IDC attributes this growth slowdown to a decline in shipments of basic wearables. Indeed, during Q1 of this year, more fully-featured wearables saw a 28.4% surge. Not surprisingly, the message sent to wearable makers was to narrow their focus to devices equipped with broader, health-specific functionality.

Leading the charge

Apple appears to be leading the current charge. At the company’s Worldwide Developers Conference in early June, it prioritized new health-related content for its smartwatch, especially the fitness-tracking improvements made possible by the device’s LTE connectivity.

The company also teased upgrades for its in-progress Apple Health Records feature, which could soon become a separate application of its own. Indeed, since early summer, the company’s Health Records API has been opened up to all comers, allowing developers more freedom to create apps and experiences. As of mid-August, 78 hospitals and hospital systems had signed on to become a part of Apple’s Heath Records ecosystem.

Just as crucially, Apple has reportedly sat down with Aetna and other insurers to attempt to lower the cost of its advanced wearables. It is also developing tools to help both patients and medical researchers manage the tremors and dyskinesia experienced by Parkinson’s disease patients.

And then there’s Fitbit, whose recently released Versa smartwatch offers a women’s health tracking feature. The company claims the feature has amassed more than 2 million users.


Researchers dive in

All of this suggests makers of wearables with advanced health features are on board with the program. Is the industry ready to take advantage?
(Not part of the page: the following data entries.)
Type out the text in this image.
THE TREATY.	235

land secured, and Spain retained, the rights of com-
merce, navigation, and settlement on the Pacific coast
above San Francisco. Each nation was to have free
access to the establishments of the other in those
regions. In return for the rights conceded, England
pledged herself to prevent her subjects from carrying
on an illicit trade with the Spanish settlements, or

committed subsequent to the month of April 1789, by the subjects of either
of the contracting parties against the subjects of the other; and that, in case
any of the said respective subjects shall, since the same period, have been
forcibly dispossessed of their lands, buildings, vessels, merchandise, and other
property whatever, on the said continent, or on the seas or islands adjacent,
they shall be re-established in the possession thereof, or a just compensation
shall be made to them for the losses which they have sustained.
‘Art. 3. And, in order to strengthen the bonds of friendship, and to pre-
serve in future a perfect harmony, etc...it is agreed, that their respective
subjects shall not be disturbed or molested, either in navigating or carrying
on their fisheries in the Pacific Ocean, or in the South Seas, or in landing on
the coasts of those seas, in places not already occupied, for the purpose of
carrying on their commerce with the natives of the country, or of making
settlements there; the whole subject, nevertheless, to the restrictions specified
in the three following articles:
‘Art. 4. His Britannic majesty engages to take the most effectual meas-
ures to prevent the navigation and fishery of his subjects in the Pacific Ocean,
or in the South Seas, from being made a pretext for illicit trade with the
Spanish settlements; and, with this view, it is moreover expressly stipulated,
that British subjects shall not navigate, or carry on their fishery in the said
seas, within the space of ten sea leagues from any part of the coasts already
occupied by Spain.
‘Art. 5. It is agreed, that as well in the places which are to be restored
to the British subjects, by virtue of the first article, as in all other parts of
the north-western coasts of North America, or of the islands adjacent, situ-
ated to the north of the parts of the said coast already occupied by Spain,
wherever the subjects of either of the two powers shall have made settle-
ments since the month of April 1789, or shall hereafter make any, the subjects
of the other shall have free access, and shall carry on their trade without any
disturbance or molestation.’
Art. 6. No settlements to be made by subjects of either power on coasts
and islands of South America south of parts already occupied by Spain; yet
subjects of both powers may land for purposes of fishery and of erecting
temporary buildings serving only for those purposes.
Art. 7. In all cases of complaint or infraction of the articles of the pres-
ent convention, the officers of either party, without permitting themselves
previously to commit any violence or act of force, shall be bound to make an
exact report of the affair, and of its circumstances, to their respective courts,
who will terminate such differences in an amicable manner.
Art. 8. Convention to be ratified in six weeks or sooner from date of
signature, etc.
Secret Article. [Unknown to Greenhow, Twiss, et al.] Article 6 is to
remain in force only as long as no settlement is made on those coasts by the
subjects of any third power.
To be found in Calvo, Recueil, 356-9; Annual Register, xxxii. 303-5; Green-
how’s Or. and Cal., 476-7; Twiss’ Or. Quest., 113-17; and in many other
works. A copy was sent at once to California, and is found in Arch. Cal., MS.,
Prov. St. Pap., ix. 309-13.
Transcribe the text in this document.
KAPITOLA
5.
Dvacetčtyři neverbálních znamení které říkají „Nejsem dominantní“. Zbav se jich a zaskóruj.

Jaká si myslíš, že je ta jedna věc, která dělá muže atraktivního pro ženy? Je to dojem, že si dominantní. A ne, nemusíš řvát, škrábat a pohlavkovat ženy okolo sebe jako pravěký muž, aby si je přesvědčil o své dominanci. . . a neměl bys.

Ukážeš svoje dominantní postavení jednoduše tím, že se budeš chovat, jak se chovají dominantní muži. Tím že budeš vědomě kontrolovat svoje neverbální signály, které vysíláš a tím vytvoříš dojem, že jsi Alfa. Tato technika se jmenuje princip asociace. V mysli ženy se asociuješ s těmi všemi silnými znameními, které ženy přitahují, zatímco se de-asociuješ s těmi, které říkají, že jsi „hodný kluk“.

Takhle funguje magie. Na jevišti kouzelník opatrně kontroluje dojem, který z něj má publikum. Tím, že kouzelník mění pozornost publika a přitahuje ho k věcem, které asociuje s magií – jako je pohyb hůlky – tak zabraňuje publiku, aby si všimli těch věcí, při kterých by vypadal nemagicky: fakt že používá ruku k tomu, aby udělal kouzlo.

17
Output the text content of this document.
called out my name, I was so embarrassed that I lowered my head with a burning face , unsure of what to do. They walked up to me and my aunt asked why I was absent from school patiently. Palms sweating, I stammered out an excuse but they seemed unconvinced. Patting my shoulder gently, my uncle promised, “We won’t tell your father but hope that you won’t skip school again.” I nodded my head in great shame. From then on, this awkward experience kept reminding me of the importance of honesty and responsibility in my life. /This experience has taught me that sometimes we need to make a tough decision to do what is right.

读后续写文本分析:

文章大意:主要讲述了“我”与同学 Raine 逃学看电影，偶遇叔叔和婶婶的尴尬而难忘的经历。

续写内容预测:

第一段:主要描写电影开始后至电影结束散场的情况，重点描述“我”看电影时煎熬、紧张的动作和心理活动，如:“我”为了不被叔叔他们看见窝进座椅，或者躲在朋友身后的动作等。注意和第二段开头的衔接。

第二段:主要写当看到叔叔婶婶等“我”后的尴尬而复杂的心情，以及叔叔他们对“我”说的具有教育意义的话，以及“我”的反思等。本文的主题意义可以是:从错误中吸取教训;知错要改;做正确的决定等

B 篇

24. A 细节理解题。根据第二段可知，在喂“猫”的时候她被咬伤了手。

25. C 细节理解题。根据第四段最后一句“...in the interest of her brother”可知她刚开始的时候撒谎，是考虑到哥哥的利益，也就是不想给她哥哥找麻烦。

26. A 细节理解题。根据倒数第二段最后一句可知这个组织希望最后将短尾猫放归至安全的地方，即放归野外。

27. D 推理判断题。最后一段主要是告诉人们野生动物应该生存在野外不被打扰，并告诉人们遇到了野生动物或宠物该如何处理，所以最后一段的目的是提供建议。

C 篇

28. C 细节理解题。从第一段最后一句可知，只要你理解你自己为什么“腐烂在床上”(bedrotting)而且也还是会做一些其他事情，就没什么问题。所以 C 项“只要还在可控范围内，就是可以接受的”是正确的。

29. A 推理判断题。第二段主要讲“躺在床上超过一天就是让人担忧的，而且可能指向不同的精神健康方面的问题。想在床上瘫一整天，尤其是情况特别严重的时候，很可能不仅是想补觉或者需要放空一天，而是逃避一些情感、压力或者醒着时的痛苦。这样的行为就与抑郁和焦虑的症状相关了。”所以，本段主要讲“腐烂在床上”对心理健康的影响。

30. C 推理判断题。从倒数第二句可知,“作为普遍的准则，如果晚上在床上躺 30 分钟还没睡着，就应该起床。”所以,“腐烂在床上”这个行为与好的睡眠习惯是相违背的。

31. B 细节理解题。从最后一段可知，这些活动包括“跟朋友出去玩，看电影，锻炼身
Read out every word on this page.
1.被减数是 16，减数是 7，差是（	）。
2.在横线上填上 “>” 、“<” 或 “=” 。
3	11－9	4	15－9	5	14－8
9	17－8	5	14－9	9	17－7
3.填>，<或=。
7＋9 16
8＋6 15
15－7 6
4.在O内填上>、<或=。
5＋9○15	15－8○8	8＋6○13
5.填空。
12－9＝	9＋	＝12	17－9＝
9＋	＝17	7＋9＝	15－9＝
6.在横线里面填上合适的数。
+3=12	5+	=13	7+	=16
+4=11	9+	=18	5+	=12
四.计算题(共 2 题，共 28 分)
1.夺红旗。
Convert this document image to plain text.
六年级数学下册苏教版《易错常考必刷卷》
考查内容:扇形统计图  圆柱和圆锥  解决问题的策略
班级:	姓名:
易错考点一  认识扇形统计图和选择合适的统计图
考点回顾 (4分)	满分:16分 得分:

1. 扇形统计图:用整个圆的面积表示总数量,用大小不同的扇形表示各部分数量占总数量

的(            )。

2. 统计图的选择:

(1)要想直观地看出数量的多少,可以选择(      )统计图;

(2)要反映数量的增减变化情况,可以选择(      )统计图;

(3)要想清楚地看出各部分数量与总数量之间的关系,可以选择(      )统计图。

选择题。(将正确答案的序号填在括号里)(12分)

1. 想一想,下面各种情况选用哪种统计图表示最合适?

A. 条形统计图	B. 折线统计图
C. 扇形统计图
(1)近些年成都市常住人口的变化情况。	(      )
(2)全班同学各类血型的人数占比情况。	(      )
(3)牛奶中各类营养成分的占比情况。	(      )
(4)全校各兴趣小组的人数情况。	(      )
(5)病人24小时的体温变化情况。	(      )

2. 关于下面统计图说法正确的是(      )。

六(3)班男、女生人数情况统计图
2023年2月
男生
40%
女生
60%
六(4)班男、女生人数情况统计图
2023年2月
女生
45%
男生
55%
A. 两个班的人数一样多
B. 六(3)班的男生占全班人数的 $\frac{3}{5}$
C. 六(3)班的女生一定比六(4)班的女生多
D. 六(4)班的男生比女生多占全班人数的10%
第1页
Concerns remain. For wearables to play a primary role in clinical research, their data would need to be validated. There’s also frustration with the FDA’s lack of concrete direction. Earlier this year, the organization issued a guidance on the types of software that are and aren’t considered medical devices. Not surprisingly, clinicians want more.

Boosters point to existing and potential benefits, including the ability to monitor certain functions continuously; a jump in the accuracy of patient-reported data; an increase in trial subject retention; and a drop in trial costs (due to a reduction in the volume of in-person clinic visits).

The research community points to two of several clinical studies that tap wearable devices for data on motor symptoms and seizures capturing attention.

BioSensics, a developer of wearable sensors for use in clinical research, received a grant from the National Institutes of Health for HDWear. The program, designed to facilitate continuous monitoring of motor symptoms in Huntington’s disease patients, also boasts a research component: In tandem with the University of Rochester Medical Center, BioSensics will evaluate HDWear “for detecting pharmacological response to anti-chorea medication or subtle motor abnormalities in the premanifest stage of Huntington’s disease,” according to a BioSensics statement.

“Huntington’s patients often have to travel long distances to be seen by clinicians. Travel can be difficult both physically and financially for them and their caregivers,” Dr. George Yohrling, the Huntington’s Disease Society of America’s senior director of mission and scientific affairs, said in the statement. “The development and eventual integration of wearable biosensors would allow for remote monitoring of a patient’s motor symptoms.”

Then there’s the similarly ambitious Johns Hopkins EpiWatch study and app for epileptics. The EpiWatch app for the Apple Watch will help patients and their caregivers track seizures and triggers, medications, and side effects.

The study, which began nearly three years ago, uses data from the Apple Watch’s gyroscope and heart rate accelerometer to track movement and shifts in heart rate during seizures. Its initial findings helped Johns Hopkins University and its tech and data partners create the app.

“Physicians often ask patients to record their seizures. But that can be hard, especially when a patient loses consciousness,” Gregory Krauss, M.D., professor of neurology at the Johns Hopkins University School of Medicine, said in a statement. “EpiWatch collects data that helps researchers better understand epilepsy, while helping patients keep a more complete history of their seizures.”